Ведь они напрямую связаны с душевным и духовным миром людей, а совершенно очевидно, что абстрактного "общечеловека" в природе не существует. Каждый человек есть не что иное, как индивидуальное проявление своего народа, в той или иной мере отражающее его дух. И если гуманитарные науки хотят иметь дело с реальностью, а не с отвлеченными схемами, они должны говорить не о человеке вообще, а о человеке как представителе своего культурно-исторического типа. Крупнейшие мыслители XIX и XX вв. (Н.Я.Данилевский, К.Н.Леонтьев, О.Шпенглер, Н.С.Трубецкой, К.Леви-Стросс, Л.Н.Гумилев) показали, что так называемая "общечеловеческая цивилизация" -- это либо фикция, либо подмена понятий, когда за "общечеловеческое" выдаются и агрессивно навязываются в качестве единственного образцы ценности западноевропейской культуры (или романо-германского культурного исторического типа, в терминологии Данилевского и Трубецкого). Все это впрямую относится и к педагогике.

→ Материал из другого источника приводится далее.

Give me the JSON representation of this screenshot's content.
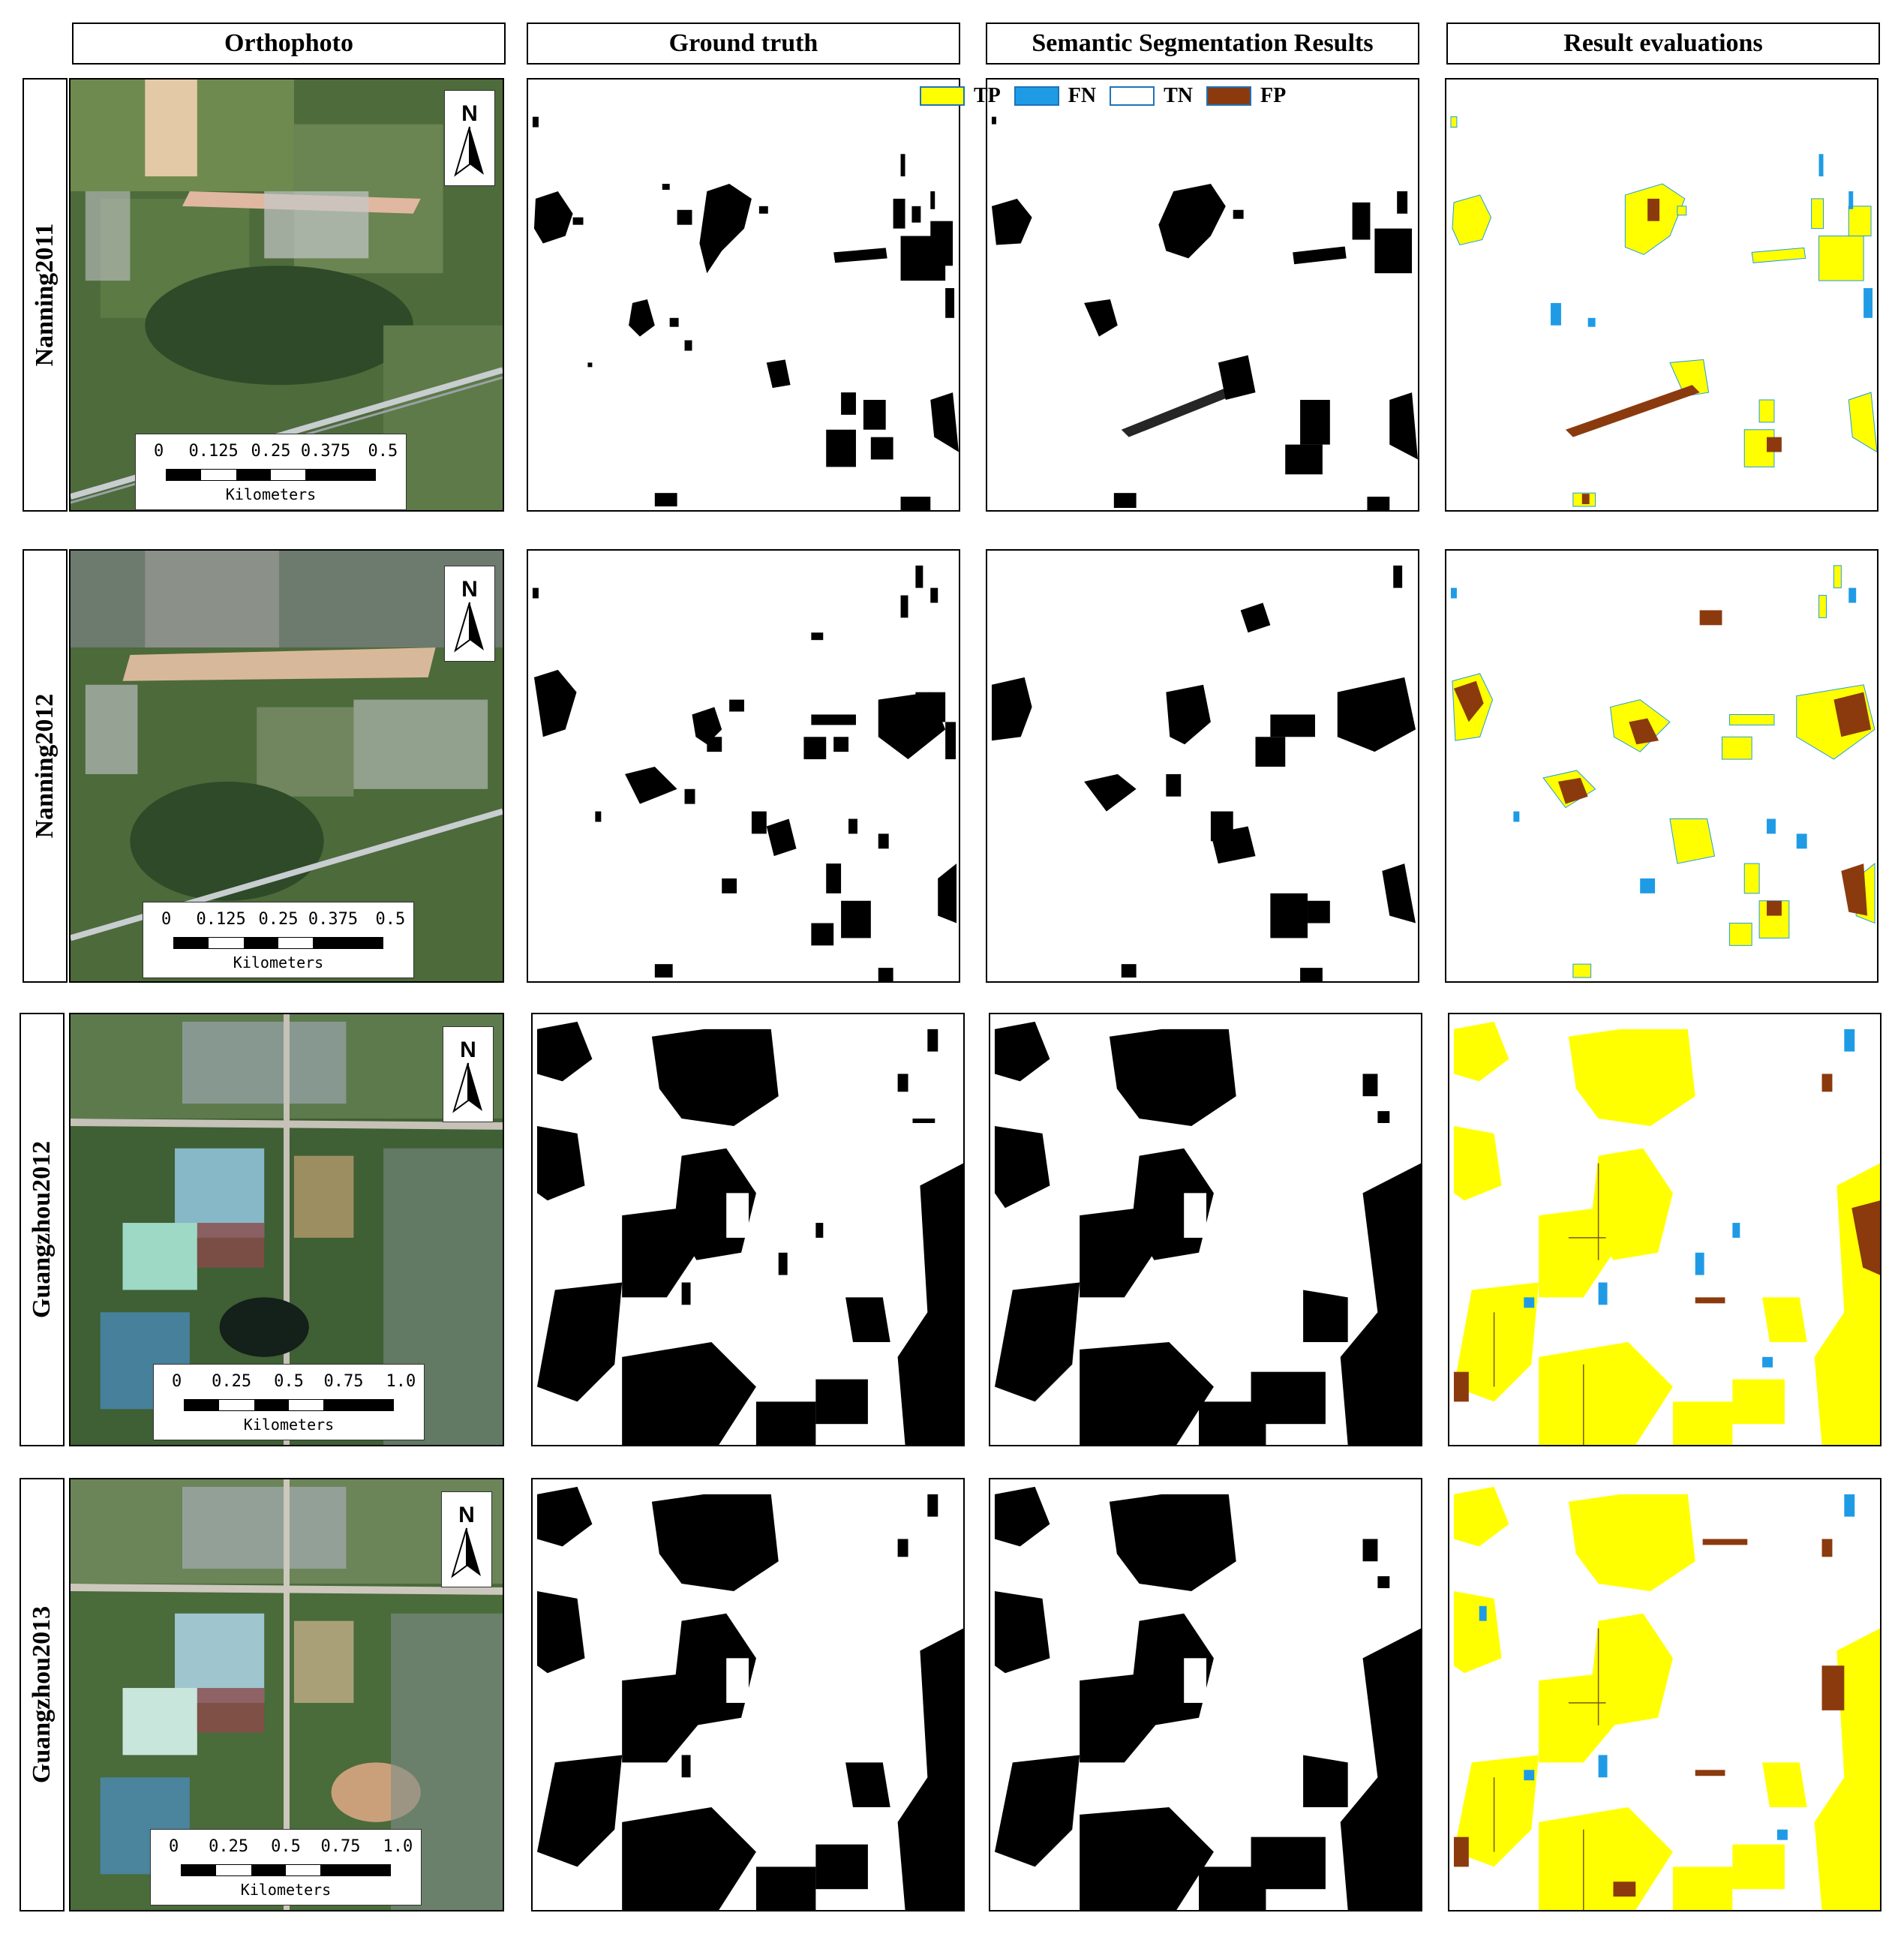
{
  "headers": {
    "ortho": "Orthophoto",
    "gt": "Ground truth",
    "seg": "Semantic Segmentation Results",
    "eval": "Result evaluations"
  },
  "rows": [
    {
      "label": "Nanning2011"
    },
    {
      "label": "Nanning2012"
    },
    {
      "label": "Guangzhou2012"
    },
    {
      "label": "Guangzhou2013"
    }
  ],
  "scalebar_nanning": {
    "ticks": [
      "0",
      "0.125",
      "0.25",
      "0.375",
      "0.5"
    ],
    "unit": "Kilometers"
  },
  "scalebar_guangzhou": {
    "ticks": [
      "0",
      "0.25",
      "0.5",
      "0.75",
      "1.0"
    ],
    "unit": "Kilometers"
  },
  "north_label": "N",
  "legend": [
    {
      "label": "TP",
      "color": "#ffff00"
    },
    {
      "label": "FN",
      "color": "#1f9be6"
    },
    {
      "label": "TN",
      "color": "#ffffff"
    },
    {
      "label": "FP",
      "color": "#8b3a0e"
    }
  ]
}
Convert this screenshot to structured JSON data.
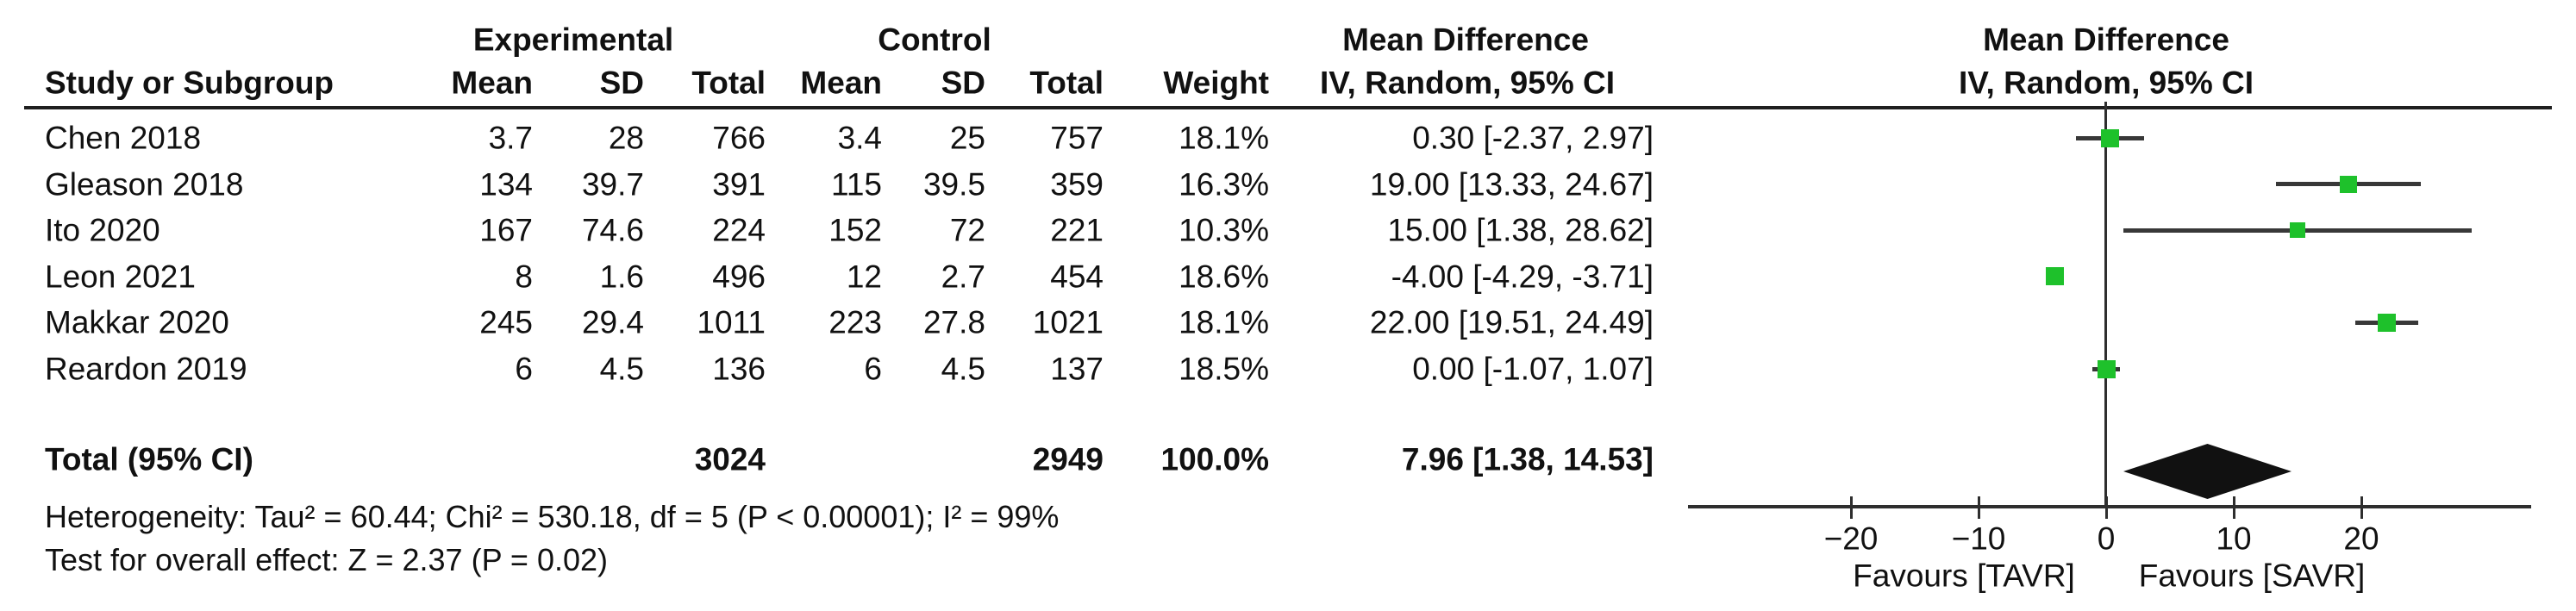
{
  "table": {
    "header": {
      "study": "Study or Subgroup",
      "experimental": "Experimental",
      "control": "Control",
      "mean": "Mean",
      "sd": "SD",
      "total": "Total",
      "weight": "Weight",
      "effect_line1": "Mean Difference",
      "effect_line2": "IV, Random, 95% CI"
    },
    "rows": [
      {
        "study": "Chen 2018",
        "exp_mean": "3.7",
        "exp_sd": "28",
        "exp_total": "766",
        "ctrl_mean": "3.4",
        "ctrl_sd": "25",
        "ctrl_total": "757",
        "weight": "18.1%",
        "ci_text": "0.30 [-2.37, 2.97]"
      },
      {
        "study": "Gleason 2018",
        "exp_mean": "134",
        "exp_sd": "39.7",
        "exp_total": "391",
        "ctrl_mean": "115",
        "ctrl_sd": "39.5",
        "ctrl_total": "359",
        "weight": "16.3%",
        "ci_text": "19.00 [13.33, 24.67]"
      },
      {
        "study": "Ito 2020",
        "exp_mean": "167",
        "exp_sd": "74.6",
        "exp_total": "224",
        "ctrl_mean": "152",
        "ctrl_sd": "72",
        "ctrl_total": "221",
        "weight": "10.3%",
        "ci_text": "15.00 [1.38, 28.62]"
      },
      {
        "study": "Leon 2021",
        "exp_mean": "8",
        "exp_sd": "1.6",
        "exp_total": "496",
        "ctrl_mean": "12",
        "ctrl_sd": "2.7",
        "ctrl_total": "454",
        "weight": "18.6%",
        "ci_text": "-4.00 [-4.29, -3.71]"
      },
      {
        "study": "Makkar 2020",
        "exp_mean": "245",
        "exp_sd": "29.4",
        "exp_total": "1011",
        "ctrl_mean": "223",
        "ctrl_sd": "27.8",
        "ctrl_total": "1021",
        "weight": "18.1%",
        "ci_text": "22.00 [19.51, 24.49]"
      },
      {
        "study": "Reardon 2019",
        "exp_mean": "6",
        "exp_sd": "4.5",
        "exp_total": "136",
        "ctrl_mean": "6",
        "ctrl_sd": "4.5",
        "ctrl_total": "137",
        "weight": "18.5%",
        "ci_text": "0.00 [-1.07, 1.07]"
      }
    ],
    "total_row": {
      "label": "Total (95% CI)",
      "exp_total": "3024",
      "ctrl_total": "2949",
      "weight": "100.0%",
      "ci_text": "7.96 [1.38, 14.53]"
    },
    "heterogeneity": "Heterogeneity: Tau² = 60.44; Chi² = 530.18, df = 5 (P < 0.00001); I² = 99%",
    "overall_effect": "Test for overall effect: Z = 2.37 (P = 0.02)"
  },
  "plot": {
    "header_line1": "Mean Difference",
    "header_line2": "IV, Random, 95% CI",
    "ticks": [
      {
        "value": -20,
        "label": "−20"
      },
      {
        "value": -10,
        "label": "−10"
      },
      {
        "value": 0,
        "label": "0"
      },
      {
        "value": 10,
        "label": "10"
      },
      {
        "value": 20,
        "label": "20"
      }
    ],
    "favours_left": "Favours [TAVR]",
    "favours_right": "Favours [SAVR]",
    "colors": {
      "marker": "#1ec12b",
      "ci_line": "#383838",
      "diamond": "#111111",
      "axis": "#2e2e2e"
    }
  },
  "chart_data": {
    "type": "forest",
    "effect_measure": "Mean Difference, IV, Random, 95% CI",
    "studies": [
      {
        "name": "Chen 2018",
        "md": 0.3,
        "ci_low": -2.37,
        "ci_high": 2.97,
        "weight_pct": 18.1,
        "exp": {
          "mean": 3.7,
          "sd": 28,
          "total": 766
        },
        "ctrl": {
          "mean": 3.4,
          "sd": 25,
          "total": 757
        }
      },
      {
        "name": "Gleason 2018",
        "md": 19.0,
        "ci_low": 13.33,
        "ci_high": 24.67,
        "weight_pct": 16.3,
        "exp": {
          "mean": 134,
          "sd": 39.7,
          "total": 391
        },
        "ctrl": {
          "mean": 115,
          "sd": 39.5,
          "total": 359
        }
      },
      {
        "name": "Ito 2020",
        "md": 15.0,
        "ci_low": 1.38,
        "ci_high": 28.62,
        "weight_pct": 10.3,
        "exp": {
          "mean": 167,
          "sd": 74.6,
          "total": 224
        },
        "ctrl": {
          "mean": 152,
          "sd": 72,
          "total": 221
        }
      },
      {
        "name": "Leon 2021",
        "md": -4.0,
        "ci_low": -4.29,
        "ci_high": -3.71,
        "weight_pct": 18.6,
        "exp": {
          "mean": 8,
          "sd": 1.6,
          "total": 496
        },
        "ctrl": {
          "mean": 12,
          "sd": 2.7,
          "total": 454
        }
      },
      {
        "name": "Makkar 2020",
        "md": 22.0,
        "ci_low": 19.51,
        "ci_high": 24.49,
        "weight_pct": 18.1,
        "exp": {
          "mean": 245,
          "sd": 29.4,
          "total": 1011
        },
        "ctrl": {
          "mean": 223,
          "sd": 27.8,
          "total": 1021
        }
      },
      {
        "name": "Reardon 2019",
        "md": 0.0,
        "ci_low": -1.07,
        "ci_high": 1.07,
        "weight_pct": 18.5,
        "exp": {
          "mean": 6,
          "sd": 4.5,
          "total": 136
        },
        "ctrl": {
          "mean": 6,
          "sd": 4.5,
          "total": 137
        }
      }
    ],
    "overall": {
      "md": 7.96,
      "ci_low": 1.38,
      "ci_high": 14.53,
      "exp_total": 3024,
      "ctrl_total": 2949,
      "weight_pct": 100.0
    },
    "heterogeneity": {
      "tau2": 60.44,
      "chi2": 530.18,
      "df": 5,
      "p": "< 0.00001",
      "i2_pct": 99
    },
    "overall_test": {
      "z": 2.37,
      "p": 0.02
    },
    "axis": {
      "ticks": [
        -20,
        -10,
        0,
        10,
        20
      ],
      "xmin": -32.8,
      "xmax": 33.3,
      "left_label": "Favours [TAVR]",
      "right_label": "Favours [SAVR]"
    }
  }
}
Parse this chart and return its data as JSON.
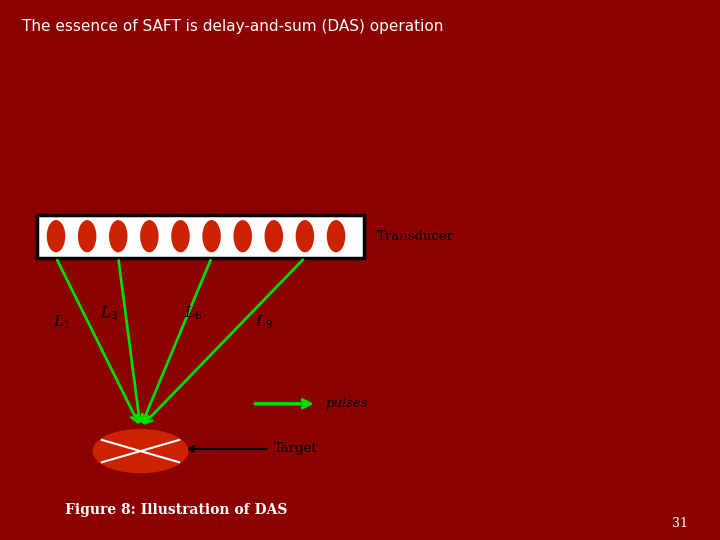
{
  "bg_color": "#8B0000",
  "panel_bg": "#FFFFFF",
  "title": "The essence of SAFT is delay-and-sum (DAS) operation",
  "title_color": "#FFFFFF",
  "title_fontsize": 11,
  "figure_caption": "Figure 8: Illustration of DAS",
  "caption_color": "#FFFFFF",
  "caption_fontsize": 10,
  "page_number": "31",
  "transducer_label": "Transducer",
  "pulses_label": "pulses",
  "target_label": "Target",
  "dot_color": "#CC2200",
  "line_color": "#00DD00",
  "line_labels": [
    "L$_1$",
    "L$_3$",
    "L$_6$",
    "L$_9$"
  ],
  "target_ellipse_color": "#CC2200"
}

Известно, как много сделал К.Д.Ушинский для развития народной, национальной, православной педагогики, как много времени и сил он отдавал борьбе с засильем немецкой педагогики в России. Германские теоретики утверждали, что они создали универсальную общечеловеческую педагогику. Ушинский блестяще доказал, что это ложь.
Он в частности писал: "Как нет человека без самолюбия, так нет человека и без любви к Отечеству, и эта любовь дает воспитанию верный ключ к сердцу человека и могущественную опору для борьбы с его дурными природными, личными, семейными и родовыми наклонностями. Воспитание, если оно не хочет быть бессильным, должно быть народным. Удивительно ли после этого, что воспитание, созданное самим народом и основанное на народных началах, имеет ту воспитательную силу, которой нет в самых лучших системах, основанных на абстрактных идеях или заимствованных у других народов. Народ без народности -- тело без души, которому остается только подвергнуться разложению и уничтожиться в других телах, сохранивших свою самобытность. Особенность идеи есть принцип жизни".
Константин Дмитриевич блестяще сформулировал два основополагающих педагогических принципа: "1) Общей системы народного воспитания для всех народов не существует не только на практике, но и в теории, и германская педагогика не более как теория немецкого воспитания. 2) У каждого народа своя особенная национальная система воспитания, а потому заимствование одним народом у другого воспитательных систем является невозможным". Еще раз хочется выделить мысль Ушинского о претензии германской педагогики быть универсальной, общечеловеческой, и оказывающейся на деле не более чем теорией немецкого воспитания. Это очень актуально для нас с той лишь разницей, что засилье германской педагогики сменило засилье американской. Но суть от этого не меняется.
Но какова же духовная основа русской национальной педагогики? Без сомнения, это -- Православие и созданная им культура "византинизма" (термин историка Ф.И.Успенского), ведь именно из Восточной Римской империи (Византии) Русь получила свет христианской веры.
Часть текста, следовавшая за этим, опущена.